Среди моих друзей есть человек, с которым мы, правда, встречаемся очень редко — Патриарх Коптской Церкви Шенуда. Египет — очень интересная страна. В основном там сейчас живут арабы. Государственной религией является ислам. Христиане существуют, но в весьма тревожной атмосфере. Исторически в Египте всегда было две Церкви: одна — совершенно вымершая древняя Церковь коптов, коренного населения, другая — греческая.
Когда восторжествовал Насер, он разными методами постарался избавиться от греков. [129] Греков и греческую Церковь из Египта почти что выселили, остался там Патриарх — очень милый, хороший человек, мой сверстник. У него невероятно пышный титул: «Патриарх Александрии, Ливии, Пентаполя и еще каких–то древних городов, всей Африки и судья Вселенной». [130] Такая типично–византийская претензия на глобализм, который сейчас критикуют.
Копты тоже всегда жили в притесненном состоянии, но несмотря на это у них выработалось особое чувство собственного достоинства. Но вот ушел Насер, пришел новый президент и был избран Патриарх Шенуда — человек европейски образованный. Надо сказать, что в Европе <284> несколько коптских анклавов. Есть, к примеру, коптский монастырь под Мюнхеном — маленький монастырек, копты в нем в основном студенты.
И вот — такой образованный монах, долго работавший в средствах массовой информации вдруг избирается Патриархом. Кто знает обстановку, недоумевали: неужели не нашлось более почтенного человека? А он–то как раз оказался человеком очень почтенным — монахом убежденным, по призванию, и притом — усвоившим все достижения европейской цивилизации. И когда я побывал в Египте второй раз — лет через десять–пятнадцать после начала его деятельности, и попал в коптский монастырь — я его не узнал. По пустыне наш джип шел как по асфальту. Никакого самума не было, все было тихо, спокойно, но на песке еле отпечатывались протекторы — настолько он был слежавшийся. Однако этот песок все время в движении, он все время перемещается. И среди этой пустыни древний, маленький, полуразрушенный монастырь превратился в оазис. Насколько хватает глаз — зелень, огороды, растут пальмы. Идут паломники — нарядные, веселые, улыбающиеся. Монахи — жизнерадостные, сильные, молодые люди. Вот что могло сделать одно желание превратить пустыню в цветущий оазис, в котором Патриарх Шенуда, — ныне уже почтенный старец — был главным движителем процесса.
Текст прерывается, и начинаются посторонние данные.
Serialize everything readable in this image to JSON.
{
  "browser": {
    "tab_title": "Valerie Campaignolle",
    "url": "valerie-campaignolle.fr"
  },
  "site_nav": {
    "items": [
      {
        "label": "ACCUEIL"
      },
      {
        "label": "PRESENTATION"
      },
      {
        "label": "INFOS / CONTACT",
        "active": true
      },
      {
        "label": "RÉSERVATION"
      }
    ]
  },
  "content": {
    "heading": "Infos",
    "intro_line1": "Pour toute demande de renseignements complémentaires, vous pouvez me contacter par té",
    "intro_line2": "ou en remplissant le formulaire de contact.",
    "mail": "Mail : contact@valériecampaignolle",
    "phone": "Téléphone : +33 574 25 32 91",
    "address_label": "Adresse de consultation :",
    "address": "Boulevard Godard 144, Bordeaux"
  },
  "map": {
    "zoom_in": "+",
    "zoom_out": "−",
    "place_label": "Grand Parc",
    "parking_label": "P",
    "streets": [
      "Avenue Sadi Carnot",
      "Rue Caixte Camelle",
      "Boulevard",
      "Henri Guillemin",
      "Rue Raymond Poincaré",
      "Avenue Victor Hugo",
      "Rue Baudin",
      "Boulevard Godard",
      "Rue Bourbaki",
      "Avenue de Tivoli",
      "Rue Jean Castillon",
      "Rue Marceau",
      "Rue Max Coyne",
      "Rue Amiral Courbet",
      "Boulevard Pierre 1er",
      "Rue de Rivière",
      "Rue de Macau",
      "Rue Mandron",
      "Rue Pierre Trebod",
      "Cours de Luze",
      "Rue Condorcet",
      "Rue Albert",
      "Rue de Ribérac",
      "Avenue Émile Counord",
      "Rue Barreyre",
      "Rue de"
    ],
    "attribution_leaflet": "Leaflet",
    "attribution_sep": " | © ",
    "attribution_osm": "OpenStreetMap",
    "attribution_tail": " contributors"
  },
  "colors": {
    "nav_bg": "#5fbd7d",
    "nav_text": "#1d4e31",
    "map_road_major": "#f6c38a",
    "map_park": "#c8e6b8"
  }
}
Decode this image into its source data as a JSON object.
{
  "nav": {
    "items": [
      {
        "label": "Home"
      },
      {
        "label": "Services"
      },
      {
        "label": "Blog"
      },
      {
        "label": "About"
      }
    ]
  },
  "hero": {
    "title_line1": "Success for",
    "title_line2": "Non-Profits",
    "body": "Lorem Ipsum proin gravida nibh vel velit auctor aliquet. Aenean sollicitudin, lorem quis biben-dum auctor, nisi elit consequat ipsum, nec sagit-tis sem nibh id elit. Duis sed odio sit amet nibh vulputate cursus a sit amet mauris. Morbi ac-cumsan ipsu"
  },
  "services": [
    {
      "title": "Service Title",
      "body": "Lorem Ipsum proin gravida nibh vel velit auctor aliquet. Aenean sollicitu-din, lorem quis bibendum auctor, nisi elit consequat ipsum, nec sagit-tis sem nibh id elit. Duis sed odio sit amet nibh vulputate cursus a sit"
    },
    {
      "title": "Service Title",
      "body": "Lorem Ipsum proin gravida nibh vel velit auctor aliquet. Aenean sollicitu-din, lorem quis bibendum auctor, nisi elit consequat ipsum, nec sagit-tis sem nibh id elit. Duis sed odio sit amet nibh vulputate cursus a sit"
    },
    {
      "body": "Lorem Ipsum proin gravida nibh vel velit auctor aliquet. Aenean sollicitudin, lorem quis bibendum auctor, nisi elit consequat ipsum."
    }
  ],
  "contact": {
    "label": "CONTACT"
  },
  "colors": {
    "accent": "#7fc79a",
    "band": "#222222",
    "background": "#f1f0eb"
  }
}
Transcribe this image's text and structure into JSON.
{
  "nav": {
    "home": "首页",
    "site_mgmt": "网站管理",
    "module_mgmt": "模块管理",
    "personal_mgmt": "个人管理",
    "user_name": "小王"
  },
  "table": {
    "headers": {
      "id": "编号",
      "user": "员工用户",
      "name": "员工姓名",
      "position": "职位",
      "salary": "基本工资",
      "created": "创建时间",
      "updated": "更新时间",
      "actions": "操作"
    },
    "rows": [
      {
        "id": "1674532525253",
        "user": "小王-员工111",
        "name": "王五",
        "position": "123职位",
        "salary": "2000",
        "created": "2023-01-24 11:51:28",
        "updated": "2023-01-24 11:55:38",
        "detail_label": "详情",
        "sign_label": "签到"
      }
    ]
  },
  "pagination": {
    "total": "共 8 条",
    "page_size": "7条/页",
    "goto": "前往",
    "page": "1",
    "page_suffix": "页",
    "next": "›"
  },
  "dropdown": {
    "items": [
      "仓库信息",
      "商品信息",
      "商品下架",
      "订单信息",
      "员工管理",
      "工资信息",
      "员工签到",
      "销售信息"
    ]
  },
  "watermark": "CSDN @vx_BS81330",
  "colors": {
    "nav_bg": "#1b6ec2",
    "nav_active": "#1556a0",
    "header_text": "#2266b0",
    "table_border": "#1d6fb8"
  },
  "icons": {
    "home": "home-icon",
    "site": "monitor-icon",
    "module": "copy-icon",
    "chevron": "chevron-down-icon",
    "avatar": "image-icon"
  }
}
А наряду с этим есть хижина из плитняка, покрытая частью плитняком, частью тростником, и сидит в ней старый монах в рубищном одеянии из грубой шерсти или, может быть, льна. С ним очень трудно говорить, потому что он не знает по–русски, а я не знаю его языка, кто–то мне что–то переводит. Я был у него несколько минут, мы просто сидели и молчали, потом я задал вопрос по поводу устроения нашего монастыря, который я тогда только что получил; он поклонился и односложно ответил через переводчика — этим встреча и закончилась. Но ощущение живого общения, когда люди настраиваются на одну общую волну, снимает даже необходимость разговора. У этого монаха вообще ничего нет — только какая–то связка из тростника, на которой он сидит. Зато он в своем внутреннем созерцании обнимает все <285>нужды мира. Это подвижник, отшельник. Вокруг него кипит монастырь, ходят люди, а он в своем отдалении переживает за всех. К нему подходят — на него достаточно только посмотреть, поцеловать его руку, упасть перед ним на колени.